Red Fox left the Atari scene completely somewhere between -90 and -92 to do stupid teenage activities like getting drunk, laid and kicking people's heads off. The rest of SYNC went to the big ST News convention in Holland - where Redhead and MrMac (who had now joined him in working on Audio Sculpture) met a person called Zae. This is where the AS development kicked in at full speed, and Redhead and MrMac moved to France to do full time work on it. To make a long story short - yes, Audio Sculpture was sold. Redhead/MrMac got some (but _very_ little) money back from it, and then the reseller went broke. This was in -90/91, and no, the version of Audio Sculpture you've seen (v2.4) isn't at all as advanced as the internal versions we had in SYNC - blame the reseller.
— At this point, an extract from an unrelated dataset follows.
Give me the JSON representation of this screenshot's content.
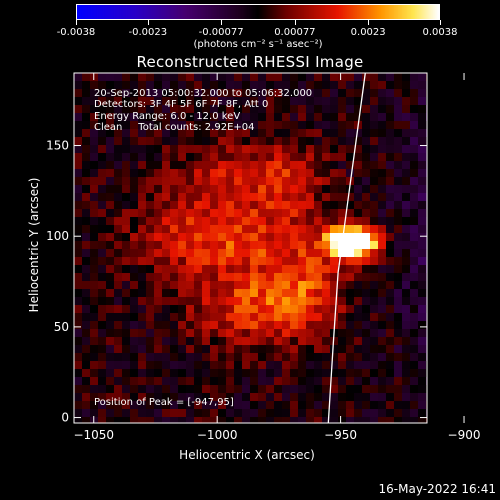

SYNC wasn't holding together very well at this time, everyone did their own stuff. BlueSTar and MrMac began writing an STe game - halfway finished but never completed. Red Fox changed nick to Troed and cracked games for Elite (short period) and I.C.S (longer period). Mega worked on a program called Light Sculpture. No SYNC stuff gets released - though Red Fox got an intro out which contains a few fast routines, but in -92 stuff from -89 doesn't impress anyone. MrMac fools around with Megadrive home-development. Redhead plays with an ATW800 and makes a pre-emptive multitasking shell with full GUI and scaleable fonts for the ST .. in 31kb assembler. Then everyone suddenly has an urge to get educated ...
MrMac began studying at the University of Karlskrona/Ronneby, Computer Engineer. Red Fox studied for a Machine Engineer. BlueSTar studied for a Computer Engineer. Pylon X studied for a Software Engineer (also at the Univ of KNA/RBY) - and Red Fox decided to have two educations and joined MrMac and Pylon X in Ronneby, also as a Software Engineer. 7an moved to USA (where he now, even though being the youngest member of SYNC, is a happy father). Mega studied for Computer Engineer. Redhead studied on and off, but being the true hacker-coder he is he later joined up with some Omega, Electra and TCB members at a game company called GameDesign Sweden instead.
The saga ends?
Maybe. In -96/-97 BlueSTar got nostalgic, and created "SYNC - Official Nostalgy" (www.sync.st).
In -00, Red Fox got nostalgic, and is at the moment writing this little text.
Red Fox is also actively trying to get everything still on disks at the homes of various SYNC members onto the safe rescue of harddrives and cd-roms. As explained above, SYNC produced a HUGE quantity of demoscreens, versions of Audio Sculpture, other programs (Light Sculpture, FiskGen, DisAsm) and even some half-working games. Yes, if we find anything stable enough to release we'll do so.
What's already in the works is to try to fix the sad statistics for the released SYNC screens. As written above, two of the ones we managed to release does not work on STe. That has been taken care of now - while not released yet (as with everything SYNC ever did) Red Fox has a disk with the SoWatt and SNYD2 fullscreens which works on both ST and STe. Expect to see this released ... ... ... soon.